A história do Partido dos Trabalhadores é bifronte: uma face afronta, a outra concilia. Em seus primeiros dez anos, o discurso radical se fazia acompanhar de ações radicais. Essa fase deu lugar ao "aggiornamento" dos anos 1990.
O radicalismo dos anos primaveris quase levou Luiz Inácio Lula da Silva ao poder, mas foi a moderação dos anos outonais que efetivamente deu ao PT o governo do país. Desde então, o PT teve a difícil tarefa de sustentar as alianças de Lula e se manter como partido de esquerda.
Isso é demonstrado pelo fato de que cada vez que ele se considera atacado, recorre às suas velhas bandeiras. A convocatória do 5º Congresso resgata termos como "consciência de classe" e "socialismo".
E traz uma novidade: além de atacar os "meios de comunicação", faz referência a "grupos incrustados em setores do aparelho de Estado" que promovem a "criminalização da política".
Seria uma alusão ao STF e à Polícia Federal? O que explica essa moderação continuada com curtos interregnos de radicalismo verbal?
O PT diz na convocatória que suas políticas sociais levaram a uma forte polarização ideológica. Mas, na verdade, a radicalização não foi promovida pelo PT, que se mantém no canto do ringue, à espera de que soe o gongo.
Foi promovida pela oposição, que se mantém no ataque, mas sem nunca dar o golpe decisivo. E, por isso mesmo, esse round não terá fim. É um jogo de cena no teatro da política.
Provavelmente o partido não tomará nenhuma decisão de confronto; não dirá que foi ele mesmo quem nomeou os "grupos incrustados" no aparelho de Estado; e que ele próprio não alterou a relação do governo com os meios de comunicação.

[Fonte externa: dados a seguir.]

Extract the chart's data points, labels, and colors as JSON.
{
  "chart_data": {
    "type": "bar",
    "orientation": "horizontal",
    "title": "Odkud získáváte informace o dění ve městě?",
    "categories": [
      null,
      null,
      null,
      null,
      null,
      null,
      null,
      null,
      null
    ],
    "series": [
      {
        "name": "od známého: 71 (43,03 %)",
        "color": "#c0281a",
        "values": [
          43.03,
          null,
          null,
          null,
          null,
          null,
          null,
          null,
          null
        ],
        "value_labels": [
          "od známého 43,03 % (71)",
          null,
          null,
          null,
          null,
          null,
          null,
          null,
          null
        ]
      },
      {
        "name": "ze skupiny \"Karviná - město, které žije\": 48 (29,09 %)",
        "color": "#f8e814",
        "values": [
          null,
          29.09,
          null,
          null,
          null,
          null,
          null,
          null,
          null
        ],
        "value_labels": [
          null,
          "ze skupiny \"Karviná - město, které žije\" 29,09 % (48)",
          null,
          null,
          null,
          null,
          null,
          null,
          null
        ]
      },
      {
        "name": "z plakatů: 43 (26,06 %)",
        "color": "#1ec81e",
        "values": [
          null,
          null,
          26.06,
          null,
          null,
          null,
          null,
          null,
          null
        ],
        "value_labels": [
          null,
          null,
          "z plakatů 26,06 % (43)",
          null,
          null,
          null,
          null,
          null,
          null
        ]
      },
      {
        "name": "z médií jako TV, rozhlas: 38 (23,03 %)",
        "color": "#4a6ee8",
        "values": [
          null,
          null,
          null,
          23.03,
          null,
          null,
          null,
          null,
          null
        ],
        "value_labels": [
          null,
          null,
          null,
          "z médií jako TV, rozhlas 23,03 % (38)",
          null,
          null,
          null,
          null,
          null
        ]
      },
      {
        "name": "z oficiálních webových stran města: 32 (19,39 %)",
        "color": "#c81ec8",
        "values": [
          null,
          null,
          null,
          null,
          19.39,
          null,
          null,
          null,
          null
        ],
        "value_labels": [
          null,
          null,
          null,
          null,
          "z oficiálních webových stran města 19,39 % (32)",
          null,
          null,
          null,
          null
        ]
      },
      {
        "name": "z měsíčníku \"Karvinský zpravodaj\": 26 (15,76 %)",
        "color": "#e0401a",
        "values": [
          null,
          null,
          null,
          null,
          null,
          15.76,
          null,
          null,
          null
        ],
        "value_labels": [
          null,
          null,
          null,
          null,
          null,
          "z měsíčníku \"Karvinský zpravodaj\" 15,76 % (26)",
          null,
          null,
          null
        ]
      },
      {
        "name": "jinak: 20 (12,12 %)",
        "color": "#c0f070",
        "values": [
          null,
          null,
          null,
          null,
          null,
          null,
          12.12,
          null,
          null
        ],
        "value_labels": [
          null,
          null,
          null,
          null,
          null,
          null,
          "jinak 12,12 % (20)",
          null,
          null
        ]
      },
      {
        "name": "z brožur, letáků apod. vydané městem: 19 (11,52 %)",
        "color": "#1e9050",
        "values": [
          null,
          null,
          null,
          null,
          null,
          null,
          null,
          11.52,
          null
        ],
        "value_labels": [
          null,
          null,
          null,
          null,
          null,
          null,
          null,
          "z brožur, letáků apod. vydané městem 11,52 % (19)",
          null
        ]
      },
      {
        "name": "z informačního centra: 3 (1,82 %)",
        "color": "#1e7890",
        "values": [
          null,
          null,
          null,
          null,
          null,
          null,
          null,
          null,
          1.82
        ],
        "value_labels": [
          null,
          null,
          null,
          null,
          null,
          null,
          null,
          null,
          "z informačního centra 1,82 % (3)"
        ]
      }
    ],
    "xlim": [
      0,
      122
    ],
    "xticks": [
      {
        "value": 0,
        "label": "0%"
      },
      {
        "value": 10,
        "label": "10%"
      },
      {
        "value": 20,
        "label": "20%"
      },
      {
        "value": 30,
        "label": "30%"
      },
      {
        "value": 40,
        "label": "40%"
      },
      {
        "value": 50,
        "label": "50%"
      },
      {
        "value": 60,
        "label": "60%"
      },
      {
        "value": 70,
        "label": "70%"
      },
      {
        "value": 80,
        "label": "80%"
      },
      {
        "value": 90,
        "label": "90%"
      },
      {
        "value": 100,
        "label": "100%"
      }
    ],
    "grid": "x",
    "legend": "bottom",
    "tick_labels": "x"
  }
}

Em sua defesa, dirá que a "correlação de forças" não o permitiu, e que o partido é "republicano", seja lá o que isso signifique.
O cerne da questão não está num partido que cautelosamente recusa a radicalização social, mas num governo que continuará muito bem porque a oposição não tem programa alternativo.
Exceto se as inegáveis melhorias sociais introduzidas pelo governo Lula esbarrarem um dia nos interesses do grande capital.
Nesse caso, um sexto ou um enésimo congresso petista poderia revelar se sua face radical ainda existe.
Lincoln Secco é professor de história contemporânea na USP e autor de "A História do PT" (Ateliê).